The geometry and topology of 3-Sasakian manifolds. (English) Zbl 0889.53029

Sasakian geometry is generally considered as the odd-dimensional analogue of Kähler geometry. A 3-Sasakian manifold is a Riemannian manifold equipped with three Sasakian structures which are related in a certain way. It was already known in the 1970s that 3-Sasakian geometry is closely related to quaternionic Kähler geometry. In the present paper the authors study in detail the geometry and topology of 3-Sasakian manifolds. Their results include the following ones.

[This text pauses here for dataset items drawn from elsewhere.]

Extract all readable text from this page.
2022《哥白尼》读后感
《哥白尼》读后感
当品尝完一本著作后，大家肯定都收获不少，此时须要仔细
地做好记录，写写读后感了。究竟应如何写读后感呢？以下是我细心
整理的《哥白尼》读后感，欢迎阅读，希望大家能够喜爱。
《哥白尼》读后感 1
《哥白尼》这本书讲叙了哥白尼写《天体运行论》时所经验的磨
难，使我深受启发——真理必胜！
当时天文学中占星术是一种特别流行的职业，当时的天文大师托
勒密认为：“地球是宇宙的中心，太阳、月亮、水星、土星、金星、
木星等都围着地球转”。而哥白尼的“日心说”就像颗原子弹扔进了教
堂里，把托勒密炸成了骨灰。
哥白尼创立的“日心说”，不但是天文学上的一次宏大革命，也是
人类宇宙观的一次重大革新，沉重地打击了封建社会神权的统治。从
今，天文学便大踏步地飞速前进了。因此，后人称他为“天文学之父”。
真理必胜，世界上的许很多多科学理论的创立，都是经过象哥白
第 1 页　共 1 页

Each 3-Sasakian manifold \(S\) is an Einstein manifold with positive scalar curvature. The three structure vector fields of the Sasakian structures determine a three-dimensional foliation \(F\) on \(S\) whose leaves are three-dimensional homogeneous spherical space forms. The metric is bundle-like with respect to \(F\) and the space of leaves \(S/F\) is a quaternionic Kähler orbifold with positive scalar curvature. It follows that each complete 3-Sasakian manifold is compact with \(\pi_1(S)\) finite. Given a complete 3-Sasakian manifold \(S\), the product \(S\times \mathbb{R}^+\) with the cone metric is hyperkähler with some additional properties which can be used to construct new examples of compact hypercomplex manifolds. The authors classify explicitly all 3-Sasakian manifolds with a transitive group of automorphisms of the 3-Sasakian structure. All of them fiber over Wolf spaces. They present a reduction procedure for obtaining new 3-Sasakian manifolds from a given one. There is a natural free circle action on the complex Stiefel manifolds of Hermitian orthonormal 2-frames in \(\mathbb{C}^n\) depending on \(n\)-tuples \(p= (p_1, \dots, p_n)\) for pairwise relatively prime positive integers. The corresponding quotient \(S(p)\) is a compact, simply connected 3-Sasakian manifold. The authors compute explicitly the integral cohomology ring of \(S(p)\). This implies that in each dimension \(4n+3 (n\geq 1)\) there exist infinitely many distinct homotopy types of complete 3-Sasakian manifolds which are, with the exception of \(S(1,\dots,1)\), inhomogeneous Einstein manifolds. Moreover, in dimension 7 some of these examples are even not homotopy equivalent to any compact homogeneous space.


53C25 Special Riemannian manifolds (Einstein, Sasakian, etc.)